A final opinion is expected in the coming months. Regardless, abortion supporters predict significant ramifications in Northeast Florida and the state as a whole if the opinion stands.

“Whenever you have one civil right or civil liberty that is being disrupted, or threatened, everything can fall under that,” Kanesha Fuller, president of the Women’s March of Jacksonville, said Tuesday morning on First Coast Connect. “It really can create a downfall of rights overall.
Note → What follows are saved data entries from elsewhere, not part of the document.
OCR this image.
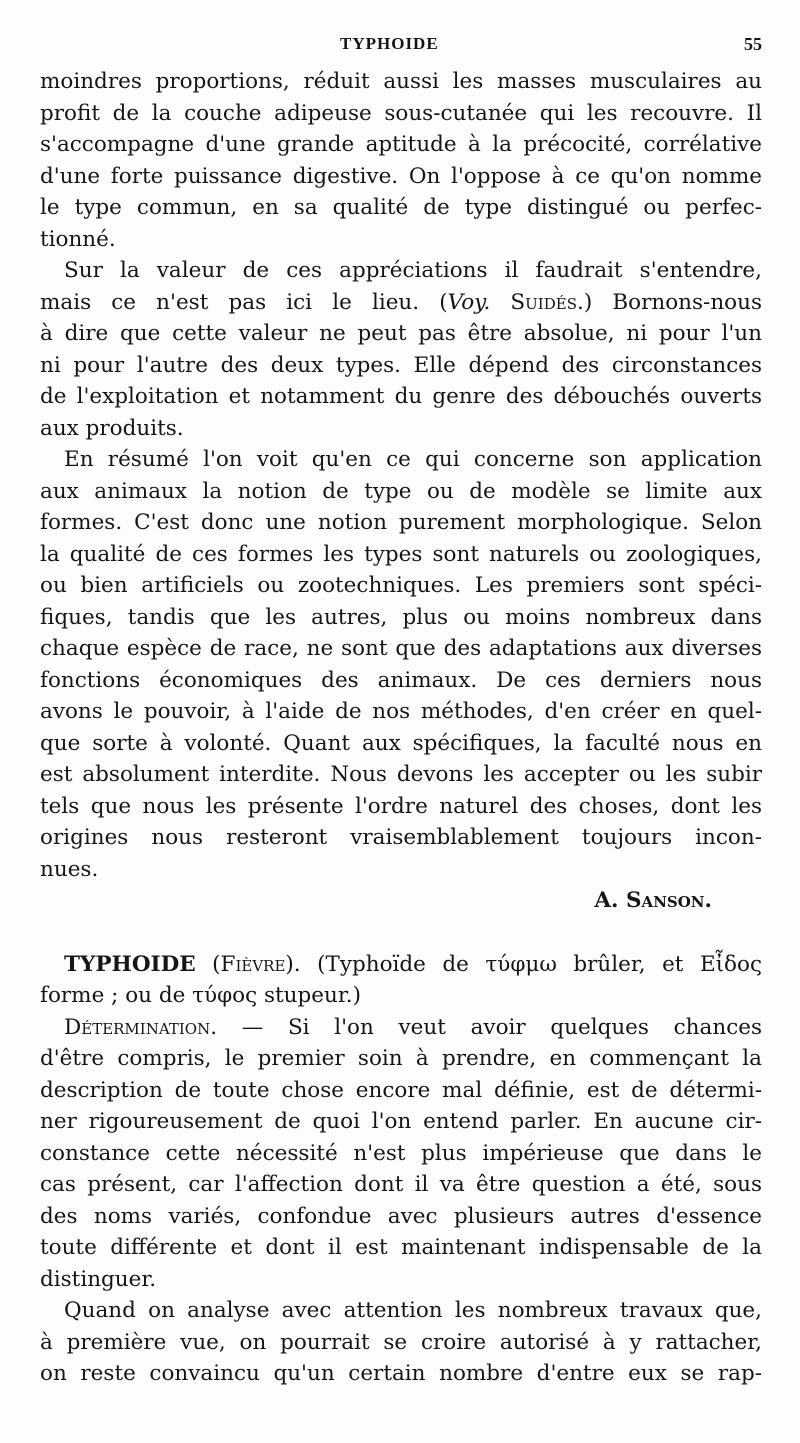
TYPHOIDE	55
moindres proportions, réduit aussi les masses musculaires au
profit de la couche adipeuse sous-cutanée qui les recouvre. Il
s'accompagne d'une grande aptitude à la précocité, corrélative
d'une forte puissance digestive. On l'oppose à ce qu'on nomme
le type commun, en sa qualité de type distingué ou perfec-
tionné.
Sur la valeur de ces appréciations il faudrait s'entendre,
mais ce n'est pas ici le lieu. (Voy. Suidés.) Bornons-nous
à dire que cette valeur ne peut pas être absolue, ni pour l'un
ni pour l'autre des deux types. Elle dépend des circonstances
de l'exploitation et notamment du genre des débouchés ouverts
aux produits.
En résumé l'on voit qu'en ce qui concerne son application
aux animaux la notion de type ou de modèle se limite aux
formes. C'est donc une notion purement morphologique. Selon
la qualité de ces formes les types sont naturels ou zoologiques,
ou bien artificiels ou zootechniques. Les premiers sont spéci-
fiques, tandis que les autres, plus ou moins nombreux dans
chaque espèce de race, ne sont que des adaptations aux diverses
fonctions économiques des animaux. De ces derniers nous
avons le pouvoir, à l'aide de nos méthodes, d'en créer en quel-
que sorte à volonté. Quant aux spécifiques, la faculté nous en
est absolument interdite. Nous devons les accepter ou les subir
tels que nous les présente l'ordre naturel des choses, dont les
origines nous resteront vraisemblablement toujours incon-
nues.
A. Sanson.
TYPHOIDE (Fièvre). (Typhoïde de τύφμω brûler, et Εἶδος
forme ; ou de τύφος stupeur.)
Détermination. — Si l'on veut avoir quelques chances
d'être compris, le premier soin à prendre, en commençant la
description de toute chose encore mal définie, est de détermi-
ner rigoureusement de quoi l'on entend parler. En aucune cir-
constance cette nécessité n'est plus impérieuse que dans le
cas présent, car l'affection dont il va être question a été, sous
des noms variés, confondue avec plusieurs autres d'essence
toute différente et dont il est maintenant indispensable de la
distinguer.
Quand on analyse avec attention les nombreux travaux que,
à première vue, on pourrait se croire autorisé à y rattacher,
on reste convaincu qu'un certain nombre d'entre eux se rap-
So, when we ask people to vote, when we ask people to show up and we ask people to mobilize, we are, essentially, fighting for all civil liberties, even if we are now focusing on one in particular.”

A majority of listeners calling First Coast Connect expressed dismay at what the draft opinion could mean. But others, including a person who identified herself as Heather, applauded the move.

“I, for one, am thrilled that the Supreme Court is doing this,” Heather said. “It’s been a long time coming. It reverts the power back to the states. If you don’t like it, change your state. Move to a different state.”

Gov. Ron DeSantis signed a bill in April that would prohibit abortions after 15 weeks in Florida. That law (HB 5) replaces the current state law, which bans third-trimester abortions.

The bill also called for additional data and information on the type of abortions provided in the state — whether surgical or medication-induced — as well as the medications prescribed during the procedure.

Another First Coast Connect caller, who identified herself as Jennifer, said Roe v. Wade did not go far enough.

“That decision was great, and it helped a lot of people for a long time, but it’s actually not sufficient to protect the rights that we really need to have,” Jennifer said. “I think that abortion access and other health care decisions should be protected in law, not just in the courts.”

Regardless of what transpires at the federal level, abortion remains a fraught topic on the ground in Florida and in the state at large.

An overwhelming majority of the abortions in Florida are elective, according to ACHA records. That's immediately followed by abortions for social and economic reasons.

Though abortions in the state increased by less than 7% in 2021, the number of cases due to social and economic reasons increased 11.2%.